ExPAN(N)D: Exploring Posits for Efficient Artificial Neural Network Design in FPGA-based Systems
Nambi, Suresh, Ullah, Salim, Lohana, Aditya, Sahoo, Siva Satyendra, Merchant, Farhad, Kumar, Akash
The recent advances in machine learning, in general, and Artificial Neural Networks (ANN), in particular, has made smart embedded systems an attractive option for a larger number of application areas. However, the high computational complexity, memory footprints, and energy requirements of machine learning models hinder their deployment on resource-constrained embedded systems. Most state-of-the-art works have considered this problem by proposing various low bit-width data representation schemes, optimized arithmetic operators' implementations, and different complexity reduction techniques such as network pruning. To further elevate the implementation gains offered by these individual techniques, there is a need to cross-examine and combine these techniques' unique features. This paper presents ExPAN(N)D, a framework to analyze and ingather the efficacy of the Posit number representation scheme and the efficiency of fixed-point arithmetic implementations for ANNs. The Posit scheme offers a better dynamic range and higher precision for various applications than IEEE $754$ single-precision floating-point format. However, due to the dynamic nature of the various fields of the Posit scheme, the corresponding arithmetic circuits have higher critical path delay and resource requirements than the single-precision-based arithmetic units.

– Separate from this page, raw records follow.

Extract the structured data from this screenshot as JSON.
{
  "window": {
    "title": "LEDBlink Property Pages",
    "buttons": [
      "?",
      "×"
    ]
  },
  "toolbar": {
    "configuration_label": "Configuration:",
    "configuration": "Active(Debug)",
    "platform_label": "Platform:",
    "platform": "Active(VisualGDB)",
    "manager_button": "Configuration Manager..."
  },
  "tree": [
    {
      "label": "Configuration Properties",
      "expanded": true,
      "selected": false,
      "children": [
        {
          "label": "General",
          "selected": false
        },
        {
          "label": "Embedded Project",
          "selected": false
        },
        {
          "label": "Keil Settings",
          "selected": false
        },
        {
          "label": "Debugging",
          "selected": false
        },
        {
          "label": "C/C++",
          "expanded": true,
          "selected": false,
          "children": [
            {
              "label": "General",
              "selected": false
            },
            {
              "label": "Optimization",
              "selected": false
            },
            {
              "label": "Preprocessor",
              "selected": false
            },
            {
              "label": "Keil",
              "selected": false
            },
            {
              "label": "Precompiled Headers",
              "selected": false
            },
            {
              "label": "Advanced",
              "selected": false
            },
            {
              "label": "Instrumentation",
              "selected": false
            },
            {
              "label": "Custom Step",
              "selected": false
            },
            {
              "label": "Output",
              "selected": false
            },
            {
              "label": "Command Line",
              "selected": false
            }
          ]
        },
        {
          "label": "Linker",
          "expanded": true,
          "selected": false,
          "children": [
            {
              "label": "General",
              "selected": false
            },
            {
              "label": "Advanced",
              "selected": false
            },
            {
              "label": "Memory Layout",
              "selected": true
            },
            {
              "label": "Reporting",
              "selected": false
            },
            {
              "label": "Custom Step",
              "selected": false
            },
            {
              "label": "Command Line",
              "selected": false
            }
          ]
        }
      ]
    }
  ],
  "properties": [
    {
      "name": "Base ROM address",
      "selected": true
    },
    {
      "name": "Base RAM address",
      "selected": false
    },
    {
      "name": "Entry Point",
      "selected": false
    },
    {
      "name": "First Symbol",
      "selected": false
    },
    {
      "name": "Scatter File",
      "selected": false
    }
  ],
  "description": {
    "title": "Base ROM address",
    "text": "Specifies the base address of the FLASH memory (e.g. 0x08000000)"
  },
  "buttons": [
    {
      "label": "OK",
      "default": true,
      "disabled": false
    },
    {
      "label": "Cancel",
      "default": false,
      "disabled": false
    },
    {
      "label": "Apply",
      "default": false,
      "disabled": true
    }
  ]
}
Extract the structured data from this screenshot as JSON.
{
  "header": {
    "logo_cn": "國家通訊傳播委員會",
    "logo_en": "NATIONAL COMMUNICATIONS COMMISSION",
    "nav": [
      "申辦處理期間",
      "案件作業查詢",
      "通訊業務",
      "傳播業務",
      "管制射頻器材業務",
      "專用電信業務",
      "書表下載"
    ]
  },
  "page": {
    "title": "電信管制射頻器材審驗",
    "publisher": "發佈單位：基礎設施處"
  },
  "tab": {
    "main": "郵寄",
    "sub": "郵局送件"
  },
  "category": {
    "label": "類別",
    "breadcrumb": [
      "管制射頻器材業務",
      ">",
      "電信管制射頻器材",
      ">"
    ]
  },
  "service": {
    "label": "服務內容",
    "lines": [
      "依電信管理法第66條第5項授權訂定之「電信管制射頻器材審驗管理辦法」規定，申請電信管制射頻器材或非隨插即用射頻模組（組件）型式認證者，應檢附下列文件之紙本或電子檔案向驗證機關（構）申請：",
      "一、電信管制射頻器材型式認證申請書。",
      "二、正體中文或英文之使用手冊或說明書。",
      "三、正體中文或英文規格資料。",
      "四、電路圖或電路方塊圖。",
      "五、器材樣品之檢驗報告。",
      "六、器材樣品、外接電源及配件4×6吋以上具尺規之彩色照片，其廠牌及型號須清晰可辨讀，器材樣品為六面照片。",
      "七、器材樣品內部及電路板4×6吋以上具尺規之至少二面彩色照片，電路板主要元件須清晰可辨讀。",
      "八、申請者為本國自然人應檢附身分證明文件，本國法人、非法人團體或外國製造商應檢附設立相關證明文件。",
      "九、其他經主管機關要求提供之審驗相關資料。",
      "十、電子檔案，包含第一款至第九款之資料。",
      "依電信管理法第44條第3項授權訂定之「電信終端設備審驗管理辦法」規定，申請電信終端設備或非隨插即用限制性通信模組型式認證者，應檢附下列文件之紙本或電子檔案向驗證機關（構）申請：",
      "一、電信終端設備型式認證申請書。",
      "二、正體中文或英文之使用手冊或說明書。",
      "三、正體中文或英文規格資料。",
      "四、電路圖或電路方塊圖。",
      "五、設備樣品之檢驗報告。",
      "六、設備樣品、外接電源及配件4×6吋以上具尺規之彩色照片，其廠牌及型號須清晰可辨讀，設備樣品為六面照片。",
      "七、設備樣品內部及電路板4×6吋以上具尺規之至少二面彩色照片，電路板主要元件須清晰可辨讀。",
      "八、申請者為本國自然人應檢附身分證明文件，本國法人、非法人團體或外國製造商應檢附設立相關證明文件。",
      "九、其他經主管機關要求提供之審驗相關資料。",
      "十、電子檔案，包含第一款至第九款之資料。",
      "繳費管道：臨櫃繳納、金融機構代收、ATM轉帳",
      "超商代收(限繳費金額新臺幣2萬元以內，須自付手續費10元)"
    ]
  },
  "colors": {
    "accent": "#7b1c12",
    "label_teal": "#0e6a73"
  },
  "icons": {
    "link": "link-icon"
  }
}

Towards this end, we propose a novel Posit to fixed-point converter for enabling high-performance and energy-efficient hardware implementations for ANNs with minimal drop in the output accuracy. We also propose a modified Posit-based representation to store the trained parameters of a network. Compared to an $8$-bit fixed-point-based inference accelerator, our proposed implementation offers $\approx46\%$ and $\approx18\%$ reductions in the storage requirements of the parameters and energy consumption of the MAC units, respectively.